It should be noted that the Supreme Court decision did not come from a necessarily anti-gay marriage sentiment but from a feeling that it is the responsibility of the government. This is because taking that action threatens their judicial nature and could lead to them ‘legislating from the bench’. For the judiciary to effectively hold the government to account it is important for them to remain separate, independent, and as depoliticised as possible. However, in real terms the Supreme Court has rejected the constitutional right of LGBTQ+ people in India to marry. Surely if same-sex relations are now considered a constitutional right, same-sex marriage should follow suit? Thus, one point of tension in this story is how the court’s powers should be used and where they should be limited.
I do wonder if in the judiciary’s stance on avoiding judicial activism, they have merely partaken in a ‘conservative’ judicial activism. To stay ‘neutral’ in this matter is in fact taking a side due to the material impact of their decision on India’s gay community, especially given the conservative nature of India’s government being common knowledge. Whether intentional or not, their decision supports a conservative political philosophy.

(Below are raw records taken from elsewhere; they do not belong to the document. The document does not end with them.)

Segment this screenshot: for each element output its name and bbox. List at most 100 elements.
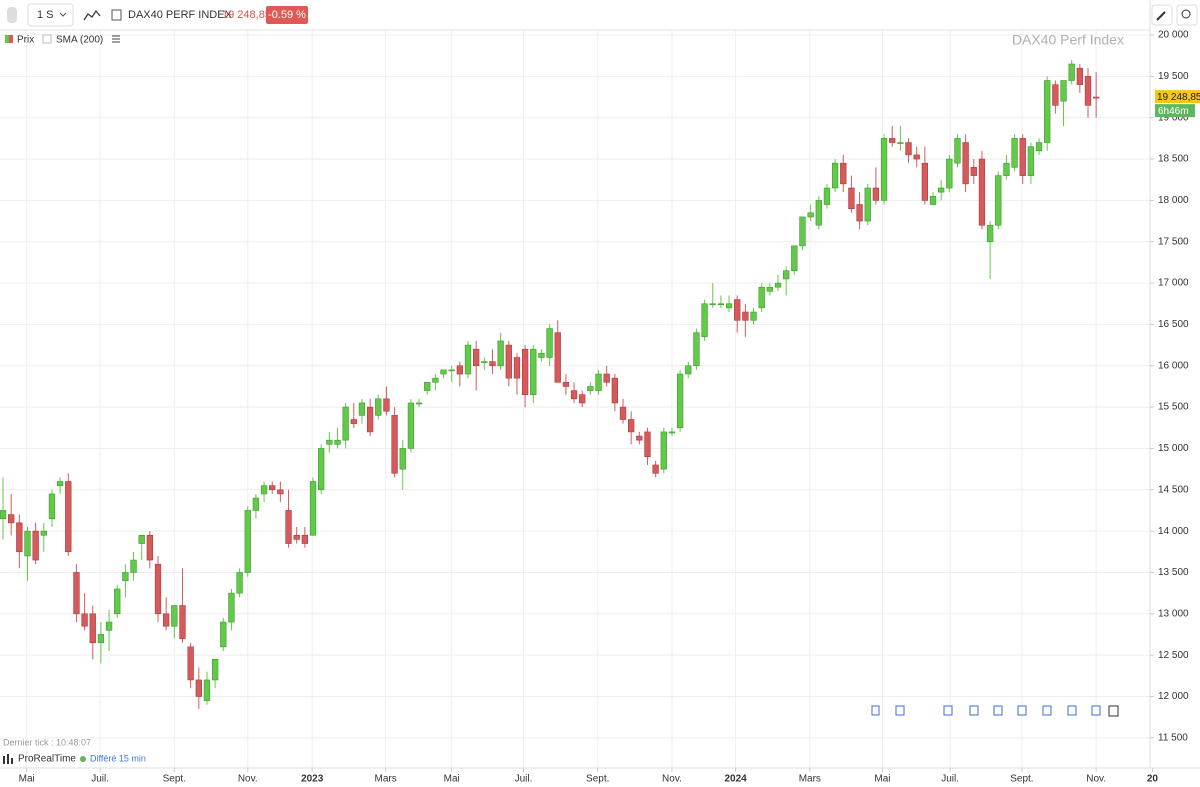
candle-body <box>163 613 170 627</box>
candle-body <box>717 303 725 306</box>
candle-body <box>807 212 814 218</box>
watermark: DAX40 Perf Index <box>1012 32 1124 48</box>
candle-body <box>554 332 561 383</box>
candle-body <box>424 381 431 391</box>
candle-body <box>970 167 977 176</box>
candle-body <box>244 510 251 573</box>
candle-body <box>440 369 447 375</box>
candle-body <box>211 658 219 681</box>
candle-body <box>864 187 871 222</box>
candle-body <box>383 398 390 412</box>
candle-body <box>1035 142 1043 152</box>
x-tick-label: Mars <box>799 774 821 785</box>
candle-body <box>456 365 464 375</box>
candle-body <box>326 439 333 445</box>
candle-body <box>203 679 211 701</box>
change-badge <box>266 6 308 24</box>
info-icon[interactable] <box>111 9 122 21</box>
y-tick-label: 16 000 <box>1158 360 1189 371</box>
candle-body <box>799 216 806 247</box>
legend-sma[interactable]: SMA (200) <box>56 35 103 46</box>
y-tick-label: 15 000 <box>1158 443 1189 454</box>
chart-type-icon[interactable] <box>83 9 101 21</box>
candle-body <box>595 373 602 391</box>
candle-body <box>1044 80 1051 143</box>
candle-body <box>366 406 374 433</box>
brand: ProRealTime <box>18 754 76 765</box>
candle-body <box>1011 138 1018 168</box>
candle-body <box>546 328 553 358</box>
countdown-box <box>1155 104 1195 118</box>
legend-price[interactable]: Prix <box>17 35 34 46</box>
candle-body <box>448 369 455 372</box>
menu-icon[interactable] <box>7 7 17 23</box>
info-event[interactable] <box>1108 705 1119 717</box>
candle-body <box>815 200 822 226</box>
y-tick-label: 14 500 <box>1158 484 1189 495</box>
candle-body <box>889 138 896 143</box>
candle-body <box>962 142 969 185</box>
candle-body <box>1076 67 1083 85</box>
candle-body <box>929 195 937 205</box>
candle-body <box>1027 146 1035 176</box>
candle-body <box>358 402 366 416</box>
candle-body <box>986 224 994 243</box>
candle-body <box>277 489 284 495</box>
candle-body <box>318 448 325 491</box>
y-tick-label: 18 000 <box>1158 195 1189 206</box>
candle-body <box>734 299 741 321</box>
interval-select[interactable] <box>27 3 74 27</box>
candle-body <box>628 419 635 433</box>
legend-checkbox[interactable] <box>42 34 52 44</box>
candle-body <box>1084 76 1092 106</box>
candle-body <box>530 348 537 396</box>
interval: 1 S <box>37 9 54 21</box>
last-price-label: 19 248,85 <box>1157 92 1200 103</box>
delay-dot <box>80 756 86 762</box>
candle-body <box>660 431 667 470</box>
legend-menu[interactable] <box>112 35 120 43</box>
x-tick-label: 2023 <box>301 774 324 785</box>
brand-logo <box>3 754 13 764</box>
x-tick-label: Nov. <box>1086 774 1106 785</box>
candle-body <box>587 386 594 391</box>
x-tick-label: Juil. <box>515 774 533 785</box>
candle-body <box>236 572 243 594</box>
candle-body <box>750 311 757 321</box>
candle-body <box>179 605 186 639</box>
candle-body <box>497 340 504 367</box>
candle-body <box>1003 162 1010 176</box>
candle-body <box>293 534 300 540</box>
y-tick-label: 15 500 <box>1158 402 1189 413</box>
candle-body <box>897 142 904 144</box>
candle-body <box>872 187 880 201</box>
countdown: 6h46m <box>1158 106 1189 117</box>
candle-body <box>791 245 798 271</box>
x-tick-label: Nov. <box>238 774 258 785</box>
candle-body <box>758 286 765 309</box>
candle-body <box>652 464 659 474</box>
candle-body <box>570 390 578 400</box>
candle-body <box>880 138 888 201</box>
candle-body <box>195 679 202 697</box>
y-tick-label: 19 500 <box>1158 71 1189 82</box>
candle-body <box>350 419 357 424</box>
candle-body <box>399 448 406 470</box>
candle-body <box>130 559 137 573</box>
candle-body <box>375 398 382 416</box>
candle-body <box>154 563 162 615</box>
candle-body <box>8 514 15 524</box>
x-tick-label: Mai <box>874 774 890 785</box>
y-tick-label: 19 000 <box>1158 112 1189 123</box>
symbol: DAX40 PERF INDEX <box>128 9 233 21</box>
candle-body <box>391 415 398 474</box>
candle-body <box>220 621 227 648</box>
candle-body <box>105 621 113 631</box>
candle-body <box>1093 96 1100 99</box>
candle-body <box>709 303 716 306</box>
candle-body <box>481 361 488 363</box>
zoom-button[interactable] <box>1176 4 1198 26</box>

A second tension here is whether we should be considering gay marriage a ‘political’ issue at all. I argue that rather than a political issue, gay marriage should be a constitutional right. For an issue to be political it implies that debate can be held, that government representatives can survey the public and make decisions to follow the national will. However, I don’t think this is something that should be up for debate. Political issues allow for interference, tyranny of the majority and therefore does not best protect marginalised groups, in this case, India’s gay community.
So long as gay marriage is treated as a ‘political’ issue, even should the legislature eventually legalise it, the right will still not be entirely protected but instead subject to the whims of the government of the day. If a freedom or a right can be taken away as easily as it was given, then was it really a right or freedom to begin with? The same can be said of the UK’s Human Rights Act and its fragility, highlighted by debates over trans rights. This issue also evokes the memory of Proposition 8 in Californina back in 2008. The proposition, which sought to ban same-sex marriage, was passed after being voted on by the public- although it was eventually ruled unconstitutional in the courts. What this highlights, however, is that so long as the rights of marginalised communities are treated as ‘political’ rather than ‘legal’, then these communities are not safe. They are subject to the whims of others, and so even if rights are eventually granted, they are not as entrenched. Thus, they are not protected.
When the marriage rights of heterosexual couples are legally protected, it should not be divisive for homosexual couples to want the same. Equality in this sense should be uncontroversial. I do not believe judicial neutrality is a good enough excuse because what I see is not neutrality, it is a failure to enshrine and protect rights.